S'il résulte des dispositions de l'article 1134 du code civil qu'il entre dans le pouvoir de direction et d'organisation de l'employeur de modifier les conditions de travail du salarié, il ne peut, de façon unilatérale, lui imposer une modification de son contrat de travail.

En l'espèce, Madame [V] exerçait ses fonctions de démonstratrice sur le stand de l'horlogerie du magasin Galeries Lafayettes [Adresse 3]. Par lettre du 7 octobre 2011, la société FOSSIL l'a informé qu'à compter du 1er novembre 2011, elle exercerait son activité sur le stand de l'horlogerie du magasin Printemps, étant précisé qu'elle devait ainsi permuter son poste avec celui de sa collègue.

Il est constant que ces deux lieux de travail n'étaient distants que de 400 mètres. En droit, le changement de lieu de travail ne constitue pas, en soi, une modification du contrat de travail mais seulement des conditions de travail.

Madame [V] soutient que ce changement constituait en réalité une modification indirecte de son contrat de travail eu égard aux conséquence qu'il entraînait sur le montant de sa rémunération variable.

Elle fait valoir que la prime d'objectif représente à elle seule, un peu plus de la moitié de son salaire de base et précise qu'en 2012, le magasin Printemps [Adresse 3] a accueilli 7,5 millions de visiteurs alors que les Galeries Lafayettes en ont accueilli 25 millions.

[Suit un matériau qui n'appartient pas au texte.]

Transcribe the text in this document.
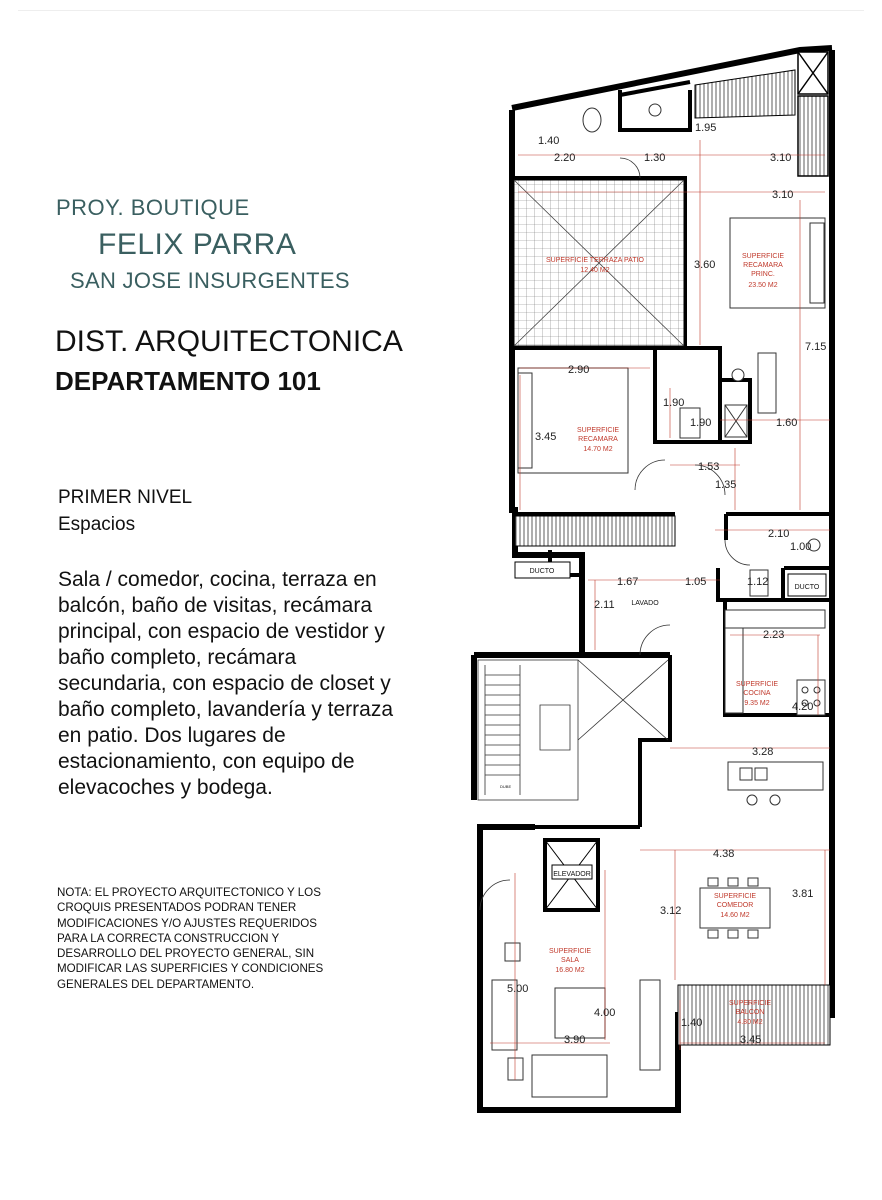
PROY. BOUTIQUE
FELIX PARRA
SAN JOSE INSURGENTES
DIST. ARQUITECTONICA
DEPARTAMENTO 101
PRIMER NIVEL
Espacios

Sala / comedor, cocina, terraza en balcón, baño de visitas, recámara principal, con espacio de vestidor y baño completo, recámara secundaria, con espacio de closet y baño completo, lavandería y terraza en patio. Dos lugares de estacionamiento, con equipo de elevacoches y bodega.

NOTA: EL PROYECTO ARQUITECTONICO Y LOS CROQUIS PRESENTADOS PODRAN TENER MODIFICACIONES Y/O AJUSTES REQUERIDOS PARA LA CORRECTA CONSTRUCCION Y DESARROLLO DEL PROYECTO GENERAL, SIN MODIFICAR LAS SUPERFICIES Y CONDICIONES GENERALES DEL DEPARTAMENTO.

SUPERFICIE TERRAZA PATIO
12.40 M2
SUPERFICIE
RECAMARA
PRINC.
23.50 M2
SUPERFICIE
RECAMARA
14.70 M2
DUCTO
DUCTO
LAVADO
DUBE
ELEVADOR
SUPERFICIE
COCINA
9.35 M2
SUPERFICIE
COMEDOR
14.60 M2
SUPERFICIE
SALA
16.80 M2
SUPERFICIE
BALCON
4.80 M2
1.40
2.20	1.30	3.10
1.95
3.10
3.60
7.15
2.90
3.45
1.90
1.90	1.60
1.53
1.35
2.10
1.00
1.67	1.05	1.12
2.11
2.23
4.20
3.28
4.38
3.12
3.81
5.00
4.00
3.90
1.40
3.45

Elle produit un tableau faisant apparaître qu'elle a perçu par mois à titre de primes, en plus de son salaire fixe mensuel de 1 600 €, en moyenne 633 € en 2008, 1 016 € en 2009, 886 € en 2010 et 1 000 € en 2011, alors que sa collègue, qui travaillait au magasin Printemps [Adresse 3], ne percevait en moyenne que 700 € de primes par mois.

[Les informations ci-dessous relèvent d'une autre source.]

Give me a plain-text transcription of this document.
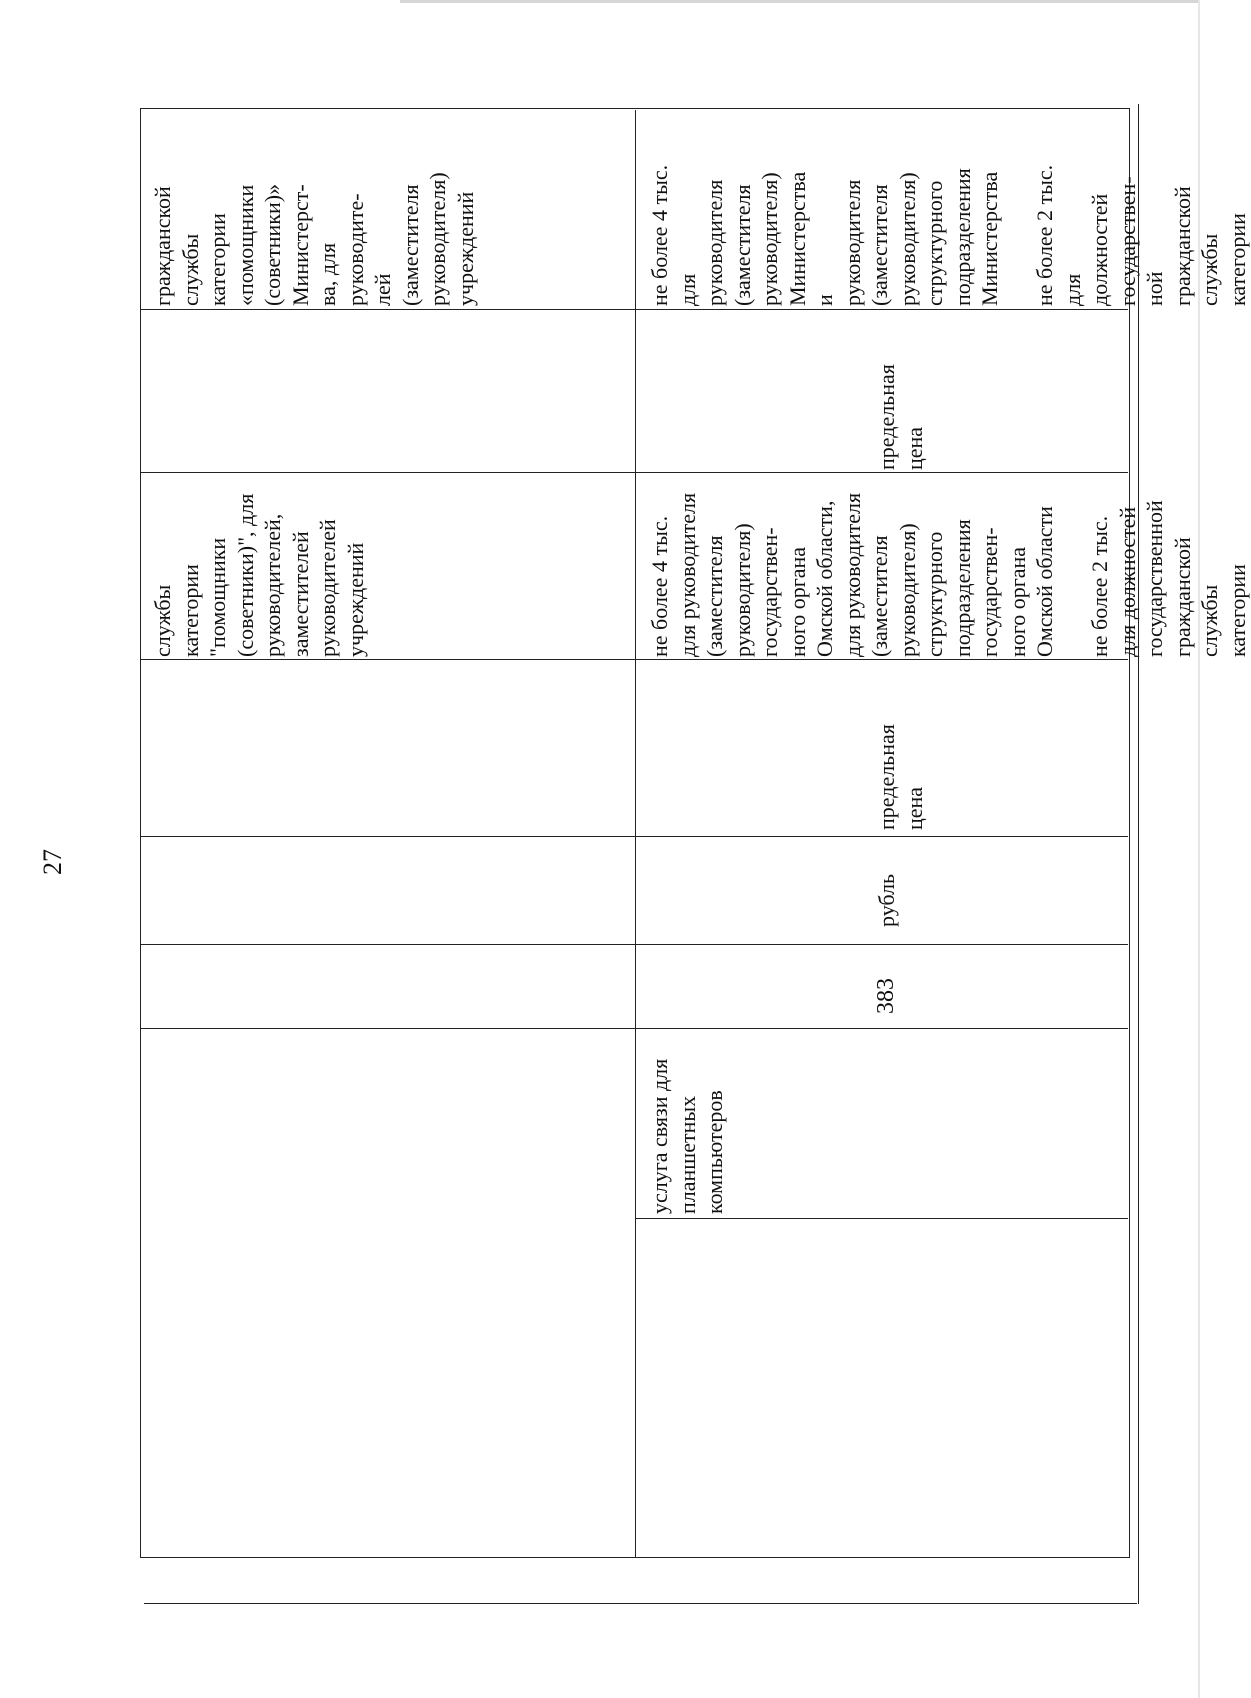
27
службы
категории
"помощники
(советники)", для
руководителей,
заместителей
руководителей
учреждений
гражданской
службы
категории
«помощники
(советники)»
Министерст-
ва, для
руководите-
лей
(заместителя
руководителя)
учреждений
услуга связи для
планшетных
компьютеров
383
рубль
предельная
цена
не более 4 тыс.
для руководителя
(заместителя
руководителя)
государствен-
ного органа
Омской области,
для руководителя
(заместителя
руководителя)
структурного
подразделения
государствен-
ного органа
Омской области

не более 2 тыс.
для должностей
государственной
гражданской
службы
категории
предельная
цена
не более 4 тыс.
для
руководителя
(заместителя
руководителя)
Министерства
и
руководителя
(заместителя
руководителя)
структурного
подразделения
Министерства

не более 2 тыс.
для
должностей
государствен-
ной
гражданской
службы
категории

De son côté, la société FOSSIL fait valoir qu'elle tient compte, dans la fixation des objectifs de ses salariés, de la différence de fréquentation de clientèle et de chiffres d'affaires entre les deux magasins.

Il ressort toutefois des tableaux comparatifs produits par la société, que la différence dans la fixation des objectifs n'a jamais permis de compenser la fréquentation des sites par la clientèle.

Ainsi, en octobre 2011, date du refus de Madame [V], l'objectif cumulé aux Galeries Lafayettes avait été atteint à 120 %, générant, pour elle, un total de primes cumulées de 9 996 €, tandis, qu'au magasin du Printemps il n'a été atteint qu'à 89,10 %, générant pour sa collègue un total de primes cumulées de 7 422€.

Cette tendance s'est confirmée à la fin du mois de décembre 2011, les primes cumulées pour la salariée en poste aux Galeries Lafayettes s'élevant à 11 995 €, contre 8 840 € pour celle du magasin du Printemps.

De même, au titre des deux années précédentes, le montant cumulé des primes versées aux salariées a toujours été plus important aux Galeries Lafayettes qu'au magasin du Printemps (respectivement 11 995 € et 9 843 € en 2010, 9 828 € et 7 997 € en 2009).

Le rapport s'est certes, inversé en 2012, puisque l'objectif au magasin du Printemps a été atteint à 100 % et a même été dépassé, générant pour la salariée en poste un total de primes de 9 996 euros sur l'année, tandis qu'aux Galeries Lafayettes, il n'a été atteint qu'à 88,66 %, générant un total de primes de 8 862 euros sur l'année.

Cependant, il s'agit-là de la seule année plus favorable à la salariée du magasin du Printemps, correspondant d'ailleurs à l'année à laquelle il avait été demandé à Madame [V] de changer de site.

En 2013, la situation était à nouveau plus favorable pour la salariée en poste aux Galeries Lafayettes (primes cumulées en novembre 2013 : 8 031 € contre 5 744 € au Printemps).

La cour relève en définitive que par la fixation des objectifs annuels, l'employeur exerçait une emprise directe sur le montant de la rémunération de la salariée, d'autant plus que le variable constituait une part importante du salaire de Madame [V].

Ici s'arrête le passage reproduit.